Leaders at UN Express Concern About Anti-Islam Violence, Syria
September 25, 2012
U.S. President Barack Obama urged world leaders to speak out strongly against violence and extremism in the wake of an anti-Islam video that sparked international protests. Speaking Tuesday at the start of the U.N. General Assembly annual debate, Obama and other leaders also demanded an end to the violence that has killed more than 20,000 people in Syria.
Obama said the recent attack on the U.S. consulate in Benghazi, Libya, in which four Americans were killed, was not just an attack on America, but upon the ideals on which the United Nations was founded.
He called the anti-Islam amateur video that triggered the attack and subsequent protests around the world “crude and disgusting” and reasserted that the U.S. government had nothing to do with the film, which was made by a man in California.

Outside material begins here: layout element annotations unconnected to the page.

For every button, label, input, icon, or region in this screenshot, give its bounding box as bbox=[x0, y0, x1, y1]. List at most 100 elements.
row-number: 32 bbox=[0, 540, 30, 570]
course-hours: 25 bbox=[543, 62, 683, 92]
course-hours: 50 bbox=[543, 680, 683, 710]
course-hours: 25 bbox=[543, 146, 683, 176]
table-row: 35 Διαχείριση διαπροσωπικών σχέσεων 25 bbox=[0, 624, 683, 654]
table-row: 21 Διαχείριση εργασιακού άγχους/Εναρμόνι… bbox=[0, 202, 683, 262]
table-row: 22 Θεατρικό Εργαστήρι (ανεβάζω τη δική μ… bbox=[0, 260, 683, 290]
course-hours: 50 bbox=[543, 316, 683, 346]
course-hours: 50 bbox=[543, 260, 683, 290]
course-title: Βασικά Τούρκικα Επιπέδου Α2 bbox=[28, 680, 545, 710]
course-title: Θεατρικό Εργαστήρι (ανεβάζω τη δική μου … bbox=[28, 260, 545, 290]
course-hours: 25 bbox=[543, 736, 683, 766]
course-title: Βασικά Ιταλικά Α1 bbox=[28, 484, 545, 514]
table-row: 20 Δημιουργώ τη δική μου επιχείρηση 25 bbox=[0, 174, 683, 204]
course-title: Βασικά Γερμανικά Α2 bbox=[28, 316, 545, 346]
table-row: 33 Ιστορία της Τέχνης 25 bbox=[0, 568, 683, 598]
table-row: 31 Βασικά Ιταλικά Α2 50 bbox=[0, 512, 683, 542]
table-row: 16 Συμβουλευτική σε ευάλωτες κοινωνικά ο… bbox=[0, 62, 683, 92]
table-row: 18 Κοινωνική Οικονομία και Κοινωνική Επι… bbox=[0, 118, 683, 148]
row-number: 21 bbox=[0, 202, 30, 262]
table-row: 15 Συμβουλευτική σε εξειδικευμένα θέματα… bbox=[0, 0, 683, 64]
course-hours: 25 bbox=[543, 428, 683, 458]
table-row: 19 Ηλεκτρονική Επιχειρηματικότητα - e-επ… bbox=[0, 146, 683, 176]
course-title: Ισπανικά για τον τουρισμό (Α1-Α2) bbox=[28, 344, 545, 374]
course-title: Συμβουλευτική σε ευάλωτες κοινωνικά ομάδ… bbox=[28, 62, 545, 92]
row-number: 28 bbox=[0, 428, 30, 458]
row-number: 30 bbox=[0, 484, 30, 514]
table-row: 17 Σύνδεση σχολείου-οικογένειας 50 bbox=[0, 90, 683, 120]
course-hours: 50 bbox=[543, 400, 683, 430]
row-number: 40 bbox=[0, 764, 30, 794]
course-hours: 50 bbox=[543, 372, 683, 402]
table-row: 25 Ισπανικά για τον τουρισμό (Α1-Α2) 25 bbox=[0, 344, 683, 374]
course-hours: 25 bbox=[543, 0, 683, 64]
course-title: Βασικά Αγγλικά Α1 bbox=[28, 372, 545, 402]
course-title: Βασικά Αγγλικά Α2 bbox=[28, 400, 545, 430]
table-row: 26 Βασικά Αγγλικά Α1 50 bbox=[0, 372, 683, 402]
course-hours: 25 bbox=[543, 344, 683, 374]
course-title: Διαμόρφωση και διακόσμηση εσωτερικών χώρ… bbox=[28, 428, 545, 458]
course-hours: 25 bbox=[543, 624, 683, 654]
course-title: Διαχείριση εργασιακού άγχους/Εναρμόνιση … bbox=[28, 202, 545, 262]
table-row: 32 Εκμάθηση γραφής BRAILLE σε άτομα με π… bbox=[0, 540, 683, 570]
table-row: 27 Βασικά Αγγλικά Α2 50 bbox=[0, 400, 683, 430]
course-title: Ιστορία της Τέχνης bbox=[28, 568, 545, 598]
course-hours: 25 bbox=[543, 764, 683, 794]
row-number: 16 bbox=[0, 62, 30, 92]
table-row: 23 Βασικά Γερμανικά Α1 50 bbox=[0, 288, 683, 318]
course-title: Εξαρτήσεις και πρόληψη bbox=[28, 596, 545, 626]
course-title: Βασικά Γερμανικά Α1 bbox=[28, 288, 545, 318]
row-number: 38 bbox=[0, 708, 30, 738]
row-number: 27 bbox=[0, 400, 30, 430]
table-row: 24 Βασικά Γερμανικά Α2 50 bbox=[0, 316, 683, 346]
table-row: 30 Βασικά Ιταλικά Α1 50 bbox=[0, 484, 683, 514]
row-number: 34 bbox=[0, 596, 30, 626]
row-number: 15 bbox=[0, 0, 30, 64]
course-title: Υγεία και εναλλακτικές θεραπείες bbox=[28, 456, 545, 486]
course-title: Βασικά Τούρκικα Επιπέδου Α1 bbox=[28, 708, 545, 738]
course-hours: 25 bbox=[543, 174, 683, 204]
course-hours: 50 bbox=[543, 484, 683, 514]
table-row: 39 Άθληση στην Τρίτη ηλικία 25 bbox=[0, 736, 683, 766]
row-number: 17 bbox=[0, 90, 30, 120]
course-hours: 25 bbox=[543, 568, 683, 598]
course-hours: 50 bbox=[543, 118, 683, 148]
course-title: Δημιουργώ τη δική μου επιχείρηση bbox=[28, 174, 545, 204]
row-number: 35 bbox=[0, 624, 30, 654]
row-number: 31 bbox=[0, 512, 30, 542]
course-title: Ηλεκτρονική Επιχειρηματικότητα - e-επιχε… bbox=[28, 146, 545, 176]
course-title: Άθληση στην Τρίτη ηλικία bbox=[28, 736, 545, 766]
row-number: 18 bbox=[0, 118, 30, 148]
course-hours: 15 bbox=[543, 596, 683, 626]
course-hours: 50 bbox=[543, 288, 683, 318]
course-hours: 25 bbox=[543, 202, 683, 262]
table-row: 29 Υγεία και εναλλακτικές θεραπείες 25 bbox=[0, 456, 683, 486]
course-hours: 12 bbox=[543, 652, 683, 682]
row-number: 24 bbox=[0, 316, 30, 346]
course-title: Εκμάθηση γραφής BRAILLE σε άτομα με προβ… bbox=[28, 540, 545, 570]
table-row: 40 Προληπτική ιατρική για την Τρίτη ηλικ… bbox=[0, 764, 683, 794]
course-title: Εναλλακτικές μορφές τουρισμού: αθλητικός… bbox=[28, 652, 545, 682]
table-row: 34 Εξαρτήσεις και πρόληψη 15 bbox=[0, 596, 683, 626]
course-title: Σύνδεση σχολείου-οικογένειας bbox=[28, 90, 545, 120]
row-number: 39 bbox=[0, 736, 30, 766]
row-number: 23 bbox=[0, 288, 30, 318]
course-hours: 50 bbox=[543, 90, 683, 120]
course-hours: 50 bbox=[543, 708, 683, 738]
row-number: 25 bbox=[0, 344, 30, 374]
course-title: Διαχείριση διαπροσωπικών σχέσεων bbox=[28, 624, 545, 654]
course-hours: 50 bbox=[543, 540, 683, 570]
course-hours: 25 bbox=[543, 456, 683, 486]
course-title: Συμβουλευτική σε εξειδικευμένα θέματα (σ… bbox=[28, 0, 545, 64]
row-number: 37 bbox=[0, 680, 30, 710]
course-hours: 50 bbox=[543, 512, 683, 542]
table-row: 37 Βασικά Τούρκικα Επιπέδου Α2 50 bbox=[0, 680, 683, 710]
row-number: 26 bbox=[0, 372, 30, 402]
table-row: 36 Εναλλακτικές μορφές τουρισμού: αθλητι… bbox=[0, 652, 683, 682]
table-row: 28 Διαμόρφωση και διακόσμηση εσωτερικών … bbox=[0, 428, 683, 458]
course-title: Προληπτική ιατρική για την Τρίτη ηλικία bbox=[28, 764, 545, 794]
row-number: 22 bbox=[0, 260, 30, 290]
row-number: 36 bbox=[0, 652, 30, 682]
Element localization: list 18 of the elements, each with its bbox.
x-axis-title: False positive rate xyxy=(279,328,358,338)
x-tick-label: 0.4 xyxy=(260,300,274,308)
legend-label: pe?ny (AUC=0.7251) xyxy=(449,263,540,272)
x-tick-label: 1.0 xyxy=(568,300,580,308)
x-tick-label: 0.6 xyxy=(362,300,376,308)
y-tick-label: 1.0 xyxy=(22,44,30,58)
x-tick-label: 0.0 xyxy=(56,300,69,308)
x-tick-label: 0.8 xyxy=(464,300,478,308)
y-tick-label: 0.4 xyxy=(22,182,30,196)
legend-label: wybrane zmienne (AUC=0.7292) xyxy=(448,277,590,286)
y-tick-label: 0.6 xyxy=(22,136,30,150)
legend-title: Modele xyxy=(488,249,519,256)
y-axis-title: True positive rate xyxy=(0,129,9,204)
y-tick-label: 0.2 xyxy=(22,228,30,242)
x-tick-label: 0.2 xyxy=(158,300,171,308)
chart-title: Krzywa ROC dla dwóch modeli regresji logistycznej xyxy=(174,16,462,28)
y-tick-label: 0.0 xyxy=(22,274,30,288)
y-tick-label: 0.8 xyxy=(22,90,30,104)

“There are no words that excuse the killing of innocents. There is no video that justifies an attack on an embassy. There is no slander that provides an excuse for people to burn a restaurant in Lebanon, or destroy a school in Tunis, or cause death and destruction in Pakistan," he said.
Obama also sought to reassure Israel and warn Iran over its controversial nuclear program. “Let me be clear: America wants to resolve this issue through diplomacy, and we believe that there is still time and space to do so. But that time is not unlimited," he said.